The Magic Blade [天涯明月刀] (1976)

Starring Ti Lung, Lo Lieh, Ku Feng, Tang Ching, Ching Li, Lily Li Li-Li, Fan Mei-Sheng, Chan Shen

Directed by Chor Yuen

Expectations: High.


My expectations for this were just soaring after watching Shaolin Intruders. The two films have absolutely nothing to do with each other except that they’re both Shaw Bros. pictures and Tang Chia choreographed the fights, but you could connect most any Shaw Bros. film with that logic. Needless to say, I was let down. The Magic Blade is an interesting movie as it doesn’t really contain a magic blade. You might expect there to be one in a film titled The Magic Blade, but not in this film. There is the rather neato blade that Ti Lung uses throughout the film, but magic isn’t exactly the adjective I’d use to describe it. It’s on a harness attached to his arm that allows it to spin when he wants it to, but it isn’t really used all that much in the film so don’t get too worked up about it. This is possible magic blade candidate number one. Number two is where I’m placing my money though, as the film revolves around everyone trying to get a hold of it. The weapon in question is the mysterious Peacock Dart, a weapon so powerful that — well, I’ll let them explain it.

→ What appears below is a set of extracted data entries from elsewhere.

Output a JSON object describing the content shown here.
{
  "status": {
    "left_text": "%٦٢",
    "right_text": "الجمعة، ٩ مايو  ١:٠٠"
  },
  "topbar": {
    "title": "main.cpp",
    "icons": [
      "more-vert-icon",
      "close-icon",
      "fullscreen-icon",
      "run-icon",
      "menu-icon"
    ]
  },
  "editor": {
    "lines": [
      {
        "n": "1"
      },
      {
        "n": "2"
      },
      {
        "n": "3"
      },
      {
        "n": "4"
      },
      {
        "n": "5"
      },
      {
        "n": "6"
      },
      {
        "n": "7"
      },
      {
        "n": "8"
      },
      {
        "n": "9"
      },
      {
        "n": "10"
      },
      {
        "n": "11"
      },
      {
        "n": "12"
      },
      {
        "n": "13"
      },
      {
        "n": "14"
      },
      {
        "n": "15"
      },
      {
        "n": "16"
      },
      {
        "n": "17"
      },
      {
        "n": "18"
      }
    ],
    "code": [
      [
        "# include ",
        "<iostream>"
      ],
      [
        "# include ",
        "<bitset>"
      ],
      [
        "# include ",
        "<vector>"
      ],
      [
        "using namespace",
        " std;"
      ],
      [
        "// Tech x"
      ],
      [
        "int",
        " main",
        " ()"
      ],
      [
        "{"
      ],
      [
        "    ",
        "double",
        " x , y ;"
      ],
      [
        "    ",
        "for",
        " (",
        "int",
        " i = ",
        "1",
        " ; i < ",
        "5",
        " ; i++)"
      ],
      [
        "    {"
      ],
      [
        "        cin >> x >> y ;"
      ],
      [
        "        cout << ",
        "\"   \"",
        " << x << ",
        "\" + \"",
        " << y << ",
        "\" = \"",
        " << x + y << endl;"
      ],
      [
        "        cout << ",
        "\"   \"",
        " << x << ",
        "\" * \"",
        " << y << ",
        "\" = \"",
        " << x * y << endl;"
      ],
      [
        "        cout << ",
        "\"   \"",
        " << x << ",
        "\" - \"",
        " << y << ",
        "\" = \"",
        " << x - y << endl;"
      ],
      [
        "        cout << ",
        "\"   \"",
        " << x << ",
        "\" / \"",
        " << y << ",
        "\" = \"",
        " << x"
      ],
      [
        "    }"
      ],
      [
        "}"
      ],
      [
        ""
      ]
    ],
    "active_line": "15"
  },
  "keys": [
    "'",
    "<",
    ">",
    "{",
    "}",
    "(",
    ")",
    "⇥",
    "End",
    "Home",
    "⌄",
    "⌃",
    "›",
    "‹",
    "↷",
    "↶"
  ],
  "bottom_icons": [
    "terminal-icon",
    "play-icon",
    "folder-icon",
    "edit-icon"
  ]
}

“The Dart when hurled, emits mysterious and beautiful rays, and the victim dies in a mysterious way.”

“And no one is immune to it.”

After which the dart is thrown, resulting in multiple explosions of light and smoke that very conveniently kill only the hero’s enemies. No one is immune to movie logic either I guess. Anyway I don’t mean to complain, that shit was fun to watch.